Life as we know it, precious and beautiful, ends.
The body is put back in the same ground it came from.
The spirit returns to God, who first breathed it.
The words of the wise prod us to live well.
They’re like nails hammered home, holding life together.
They are given by God, the one Shepherd.
But regarding anything beyond this, dear friend, go easy. There’s no end to the publishing of books, and constant study wears you out and you’re no good for anything else.
The last and final word is this:
Do what he tells you.
And that’s it. Eventually God will bring everything that we do out into the open and judge it according to its hidden intent, whether it is good or evil.
Ecclesiastes ends with the somber reality that all of life, everything that gives us significance, is temporary. In light of this temporary existence, the simple encouragement from the Teacher is to respect God and be responsive to how we sense God’s call in our life.
At a visceral level, this is dangerous. We want to have a clear path charted for us that will give us the security in knowing that we have lived our life well and that our efforts will endure. We need to know that in the unknown existence beyond what we experience now, we will have security.
And so, we organize our lives into a neat, orderly existence. We categorize our life into spiritual investments—so much “devotional” times, church attendance, Bible reading, community service—that will pay dividends to us on the other side. The pursuit of the spiritual equation can lock us into a life that is religiously respectable, but does not enliven our spirit or provide the experience of God’s tangible presence.
The Teacher’s words break us out of worshiping our religious constructs by offering the simplest wisdom: Fear God. Do what he tells you. And that’s it. It makes me think of similar summations, such as Micah 6:8 or Matthew 22:36-40.

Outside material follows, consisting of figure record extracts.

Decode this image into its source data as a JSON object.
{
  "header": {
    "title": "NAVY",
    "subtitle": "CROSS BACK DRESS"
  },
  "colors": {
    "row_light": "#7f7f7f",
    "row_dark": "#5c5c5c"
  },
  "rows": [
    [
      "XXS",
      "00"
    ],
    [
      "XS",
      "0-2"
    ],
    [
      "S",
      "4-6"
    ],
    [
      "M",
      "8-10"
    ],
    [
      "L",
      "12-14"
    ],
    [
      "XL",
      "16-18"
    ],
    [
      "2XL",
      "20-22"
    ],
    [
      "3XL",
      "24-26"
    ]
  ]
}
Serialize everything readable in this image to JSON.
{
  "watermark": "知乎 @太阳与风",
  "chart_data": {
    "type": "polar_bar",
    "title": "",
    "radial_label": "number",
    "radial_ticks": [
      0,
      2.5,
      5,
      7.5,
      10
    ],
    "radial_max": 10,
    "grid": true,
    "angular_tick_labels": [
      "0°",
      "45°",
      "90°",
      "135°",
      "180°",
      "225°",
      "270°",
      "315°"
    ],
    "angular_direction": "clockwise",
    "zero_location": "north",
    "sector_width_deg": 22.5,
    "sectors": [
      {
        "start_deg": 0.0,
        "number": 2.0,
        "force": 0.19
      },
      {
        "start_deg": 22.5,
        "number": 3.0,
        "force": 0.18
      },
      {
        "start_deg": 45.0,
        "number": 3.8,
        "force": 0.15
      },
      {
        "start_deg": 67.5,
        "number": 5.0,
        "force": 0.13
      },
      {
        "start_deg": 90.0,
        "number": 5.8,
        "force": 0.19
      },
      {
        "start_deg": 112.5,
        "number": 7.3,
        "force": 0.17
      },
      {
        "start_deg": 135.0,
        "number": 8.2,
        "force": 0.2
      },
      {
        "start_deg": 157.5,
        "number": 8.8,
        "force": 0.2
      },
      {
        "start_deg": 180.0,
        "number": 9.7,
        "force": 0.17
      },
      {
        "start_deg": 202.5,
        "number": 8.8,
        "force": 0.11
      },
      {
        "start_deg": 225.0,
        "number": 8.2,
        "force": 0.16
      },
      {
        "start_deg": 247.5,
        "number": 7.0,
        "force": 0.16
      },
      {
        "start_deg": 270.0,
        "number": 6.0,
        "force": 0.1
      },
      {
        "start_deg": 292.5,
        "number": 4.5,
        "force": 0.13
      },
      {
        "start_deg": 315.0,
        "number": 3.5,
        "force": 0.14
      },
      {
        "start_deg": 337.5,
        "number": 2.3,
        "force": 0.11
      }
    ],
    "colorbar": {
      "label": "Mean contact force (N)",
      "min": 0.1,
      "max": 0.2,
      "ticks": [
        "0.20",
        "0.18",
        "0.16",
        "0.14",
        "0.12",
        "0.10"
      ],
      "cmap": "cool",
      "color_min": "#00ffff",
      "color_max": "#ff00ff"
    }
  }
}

The encouragement to me from the Teacher is this: We have vast universes of possible faithfulness extending beyond our comprehension. The systems of behavior that we manufacture to feel secure in our relationship with God are also meaningless, not because they were not important, but because from God’s perspective, they are too miniscule. We have freedom in following after God when we understand that his relentless grace is revealed to us in the life, death, and resurrection of Jesus and that all possible gain from spiritual exertion begins and ends in what Jesus has done. He is the constant in the equation, the security in the unknown future, and the revelation of the spirit of God, the source of all life.